Earlier this week we had what could have been a catastrophic infrastructure failure - our ElasticSearch cluster went offline. Given that this powers the core functional element of our entire business, this was not a good thing to wake up to.
As I started investigating what had gone wrong, I could practically hear the sniggers from the cloud service naysayers I have met over the years (and I do still meet them) enjoying a moment of schadenfreude as I found myself (and my company) in the hands of a third party, beyond my control. Because of course we don't host ElasticSearch ourselves - we outsourced that to someone else - as an add-on to our Heroku application(s).
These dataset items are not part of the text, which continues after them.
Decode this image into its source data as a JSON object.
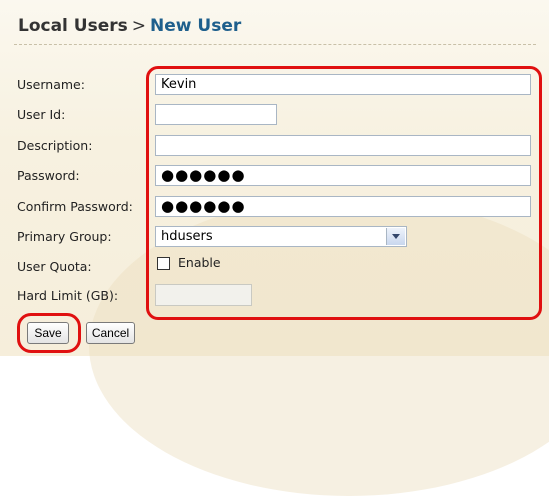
{
  "header": {
    "root": "Local Users",
    "separator": ">",
    "current": "New User"
  },
  "form": {
    "username": {
      "label": "Username:",
      "value": "Kevin"
    },
    "user_id": {
      "label": "User Id:",
      "value": ""
    },
    "description": {
      "label": "Description:",
      "value": ""
    },
    "password": {
      "label": "Password:",
      "value": "●●●●●●"
    },
    "confirm_password": {
      "label": "Confirm Password:",
      "value": "●●●●●●"
    },
    "primary_group": {
      "label": "Primary Group:",
      "value": "hdusers"
    },
    "user_quota": {
      "label": "User Quota:",
      "checkbox_label": "Enable",
      "checked": false
    },
    "hard_limit": {
      "label": "Hard Limit (GB):",
      "value": ""
    }
  },
  "buttons": {
    "save": "Save",
    "cancel": "Cancel"
  },
  "colors": {
    "highlight": "#e01010",
    "header_link": "#1e5f8c"
  }
}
And given that we weren't paying for the premium service, I couldn't even raise them on email - as they were still in bed.
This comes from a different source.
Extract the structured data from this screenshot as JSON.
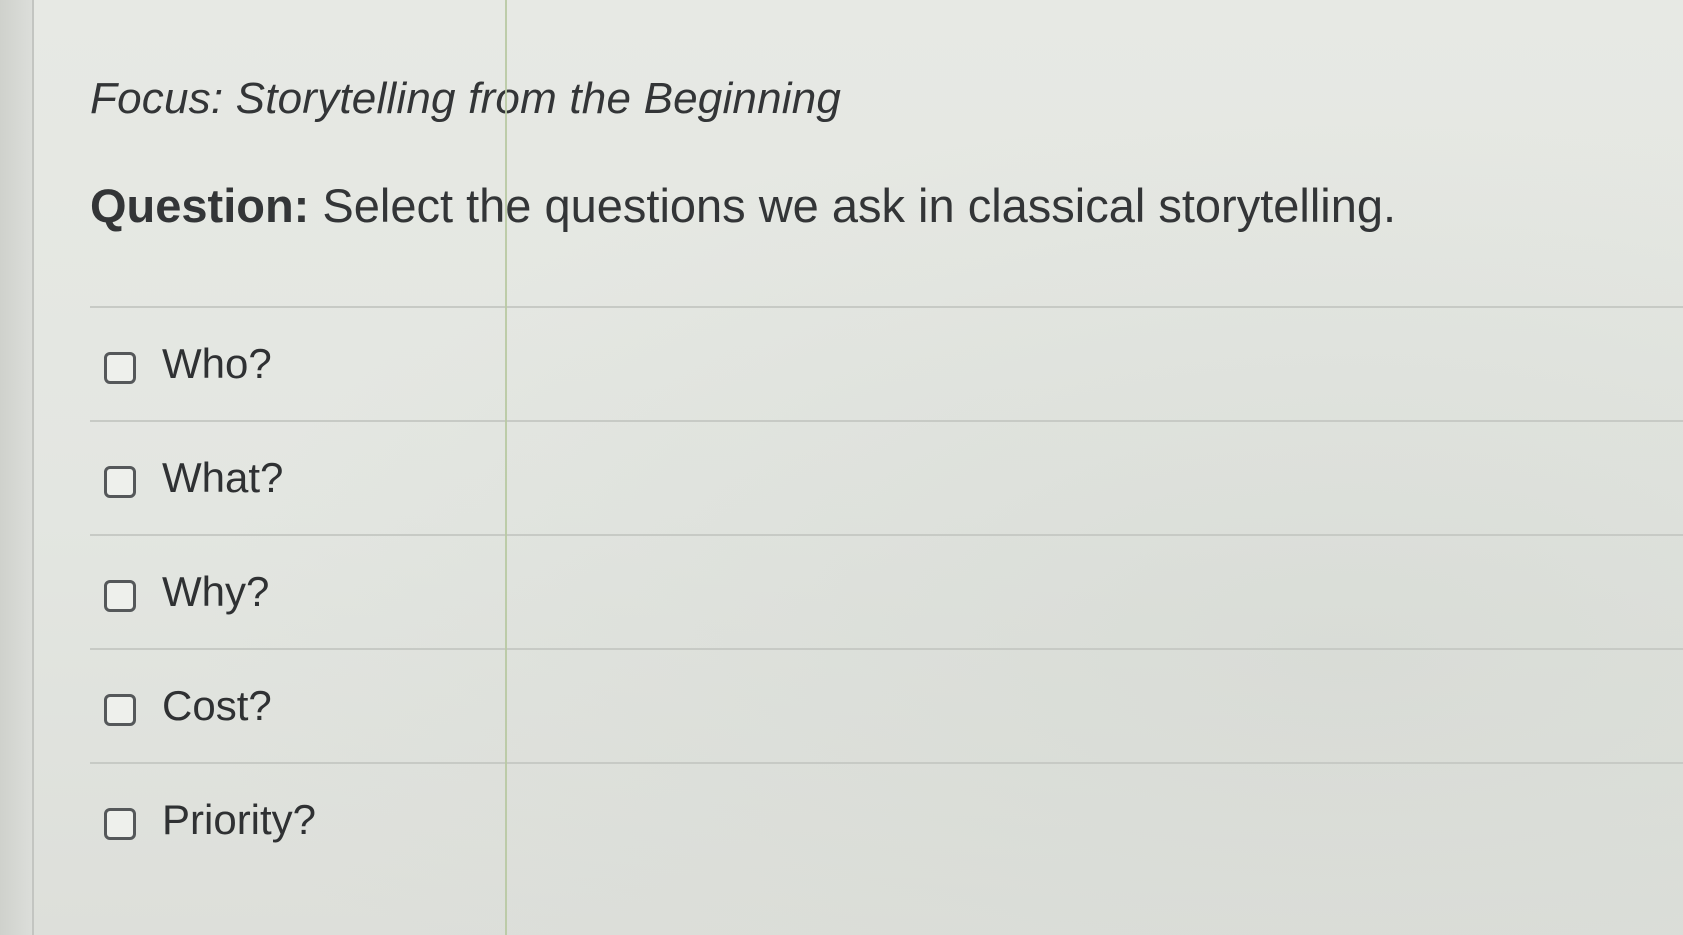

This is precisely the situation that those who still run and manage their own infrastructure point to when pushed. It at times like these, they say, that you need to have total control over your own platform. I totally disagree with that of course - it's precisely at times like these that I don't want to be personally responsible for fixing the problem - I want someone who knows what they are doing to be on the hook. I would much rather have Amazon's engineers fixing my infrastructure than anyone I could reasonably afford.
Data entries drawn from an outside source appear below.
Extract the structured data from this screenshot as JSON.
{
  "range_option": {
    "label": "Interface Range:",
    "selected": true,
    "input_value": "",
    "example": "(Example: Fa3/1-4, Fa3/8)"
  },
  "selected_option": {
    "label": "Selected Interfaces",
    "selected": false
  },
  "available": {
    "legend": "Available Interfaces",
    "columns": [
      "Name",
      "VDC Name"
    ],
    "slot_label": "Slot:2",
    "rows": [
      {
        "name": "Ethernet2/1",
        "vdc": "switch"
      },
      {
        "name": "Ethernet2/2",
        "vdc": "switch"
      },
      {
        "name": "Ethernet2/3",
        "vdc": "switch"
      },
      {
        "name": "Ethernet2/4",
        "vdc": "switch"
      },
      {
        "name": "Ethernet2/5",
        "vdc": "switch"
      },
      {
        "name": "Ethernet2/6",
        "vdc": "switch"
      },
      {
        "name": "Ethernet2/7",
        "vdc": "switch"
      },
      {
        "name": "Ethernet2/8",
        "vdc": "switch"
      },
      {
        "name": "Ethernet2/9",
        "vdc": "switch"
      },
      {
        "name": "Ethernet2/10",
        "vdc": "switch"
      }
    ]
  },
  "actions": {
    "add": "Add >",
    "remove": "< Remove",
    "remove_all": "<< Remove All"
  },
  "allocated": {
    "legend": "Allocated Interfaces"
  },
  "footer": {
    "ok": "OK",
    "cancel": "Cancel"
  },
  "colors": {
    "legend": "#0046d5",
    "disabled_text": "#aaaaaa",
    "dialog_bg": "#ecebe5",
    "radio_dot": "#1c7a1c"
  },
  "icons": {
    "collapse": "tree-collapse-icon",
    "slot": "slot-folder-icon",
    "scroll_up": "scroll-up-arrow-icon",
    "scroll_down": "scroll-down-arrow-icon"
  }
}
It was whilst pondering this that I had a brainwave. If setting up an add-on was that simple, why not just set up another, with another provider. The connection from our application to the search cluster is a single URL config setting. Our index is small enough for us to be able to rebuild and push it over the wire within the timeout window, so I tried the following:
$ heroku addons:add searchbox
$ heroku config:set HAYSTACK_URL=`heroku config:get SEARCHBOX_URL`
$ heroku run ./manage.py rebuild_index
And with that, the site was back online. We had essentially hot-swapped the core component behind our site in under 60s.